P. RASTON, T. LIANG AND G. E. DOUBERLY, Department of Chemistry, University of Georgia, Athens, Georgia 30602, USA.

The X 2 Pi3/2 hydroxyl (OH) radical has been isolated in superfluid 4He nanodroplets and probed with infrared laser depletion spectroscopy. From an analysis of the Stark spectrum of the Q (3/2) transition, the Lambda-doublet splittings are determined to be 0.198(3) cm-1 and 0.369(2) cm-1 in the ground and first excited vibrational states, respectively. These splittings are 3.6 and 7.2 times larger than their respective gas phase values. A factor of 1.6 increase in the Q (1/2) Lambda-doublet splitting was previously reported for the helium solvated X 2 Pi1/2 NO radical [K. von Haeften, A. Metzelthin, S. Rudolph, V. Staemmler, and M. Havenith, Phys. Rev.
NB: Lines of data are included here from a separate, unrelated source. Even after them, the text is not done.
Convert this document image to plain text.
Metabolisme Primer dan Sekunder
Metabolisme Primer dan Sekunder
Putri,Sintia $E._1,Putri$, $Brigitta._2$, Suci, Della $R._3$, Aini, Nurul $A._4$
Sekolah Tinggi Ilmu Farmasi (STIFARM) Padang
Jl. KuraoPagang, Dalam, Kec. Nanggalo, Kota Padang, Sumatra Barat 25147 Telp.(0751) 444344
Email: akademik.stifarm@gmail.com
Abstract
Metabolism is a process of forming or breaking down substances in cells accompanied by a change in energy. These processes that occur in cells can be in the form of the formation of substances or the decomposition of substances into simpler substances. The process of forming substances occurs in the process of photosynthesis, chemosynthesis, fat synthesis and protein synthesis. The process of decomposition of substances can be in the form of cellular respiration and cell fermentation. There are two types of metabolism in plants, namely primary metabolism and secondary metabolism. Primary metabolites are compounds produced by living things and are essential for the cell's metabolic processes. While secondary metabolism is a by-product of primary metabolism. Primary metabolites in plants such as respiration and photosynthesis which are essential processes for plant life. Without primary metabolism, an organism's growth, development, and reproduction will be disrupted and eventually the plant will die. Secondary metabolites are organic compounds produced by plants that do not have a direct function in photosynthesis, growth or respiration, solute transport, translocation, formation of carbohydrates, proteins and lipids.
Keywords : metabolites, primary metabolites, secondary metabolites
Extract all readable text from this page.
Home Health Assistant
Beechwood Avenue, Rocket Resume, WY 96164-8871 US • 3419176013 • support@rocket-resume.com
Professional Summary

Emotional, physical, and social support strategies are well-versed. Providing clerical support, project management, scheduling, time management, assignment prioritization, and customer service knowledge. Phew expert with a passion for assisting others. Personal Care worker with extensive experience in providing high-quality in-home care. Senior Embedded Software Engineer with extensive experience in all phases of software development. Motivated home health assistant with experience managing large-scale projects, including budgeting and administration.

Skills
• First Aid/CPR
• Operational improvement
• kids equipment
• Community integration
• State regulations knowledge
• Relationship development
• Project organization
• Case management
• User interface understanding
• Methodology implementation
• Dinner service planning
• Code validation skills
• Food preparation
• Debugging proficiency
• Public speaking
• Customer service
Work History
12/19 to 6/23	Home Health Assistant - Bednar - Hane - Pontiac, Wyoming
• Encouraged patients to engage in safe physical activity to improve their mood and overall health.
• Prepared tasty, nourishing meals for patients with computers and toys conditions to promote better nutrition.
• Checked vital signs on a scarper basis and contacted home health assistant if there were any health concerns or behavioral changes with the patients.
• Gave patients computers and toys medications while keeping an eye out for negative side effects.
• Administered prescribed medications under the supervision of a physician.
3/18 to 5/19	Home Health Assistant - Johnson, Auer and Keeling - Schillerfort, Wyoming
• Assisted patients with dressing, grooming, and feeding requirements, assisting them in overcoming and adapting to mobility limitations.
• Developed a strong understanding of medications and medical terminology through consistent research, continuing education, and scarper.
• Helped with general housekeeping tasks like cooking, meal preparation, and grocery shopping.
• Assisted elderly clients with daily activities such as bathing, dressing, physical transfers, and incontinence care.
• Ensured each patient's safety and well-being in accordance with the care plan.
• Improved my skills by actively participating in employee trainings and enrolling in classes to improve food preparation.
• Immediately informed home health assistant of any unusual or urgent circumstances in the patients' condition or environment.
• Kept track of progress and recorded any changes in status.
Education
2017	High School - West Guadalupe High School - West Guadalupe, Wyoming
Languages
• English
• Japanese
Lett. 95, 215301 (2005)]. A simple model is presented that predicts the observed Lambda-doublet splittings in helium solvated OH and NO. The model assumes a small parity dependence of the rotor's effective moment of inertia and predicts a factor of 3.6 increase in the OH ground state (J=3/2) Lambda-doubling when the B 0^ e and B 0^ f rotational constants differ by less than one percent.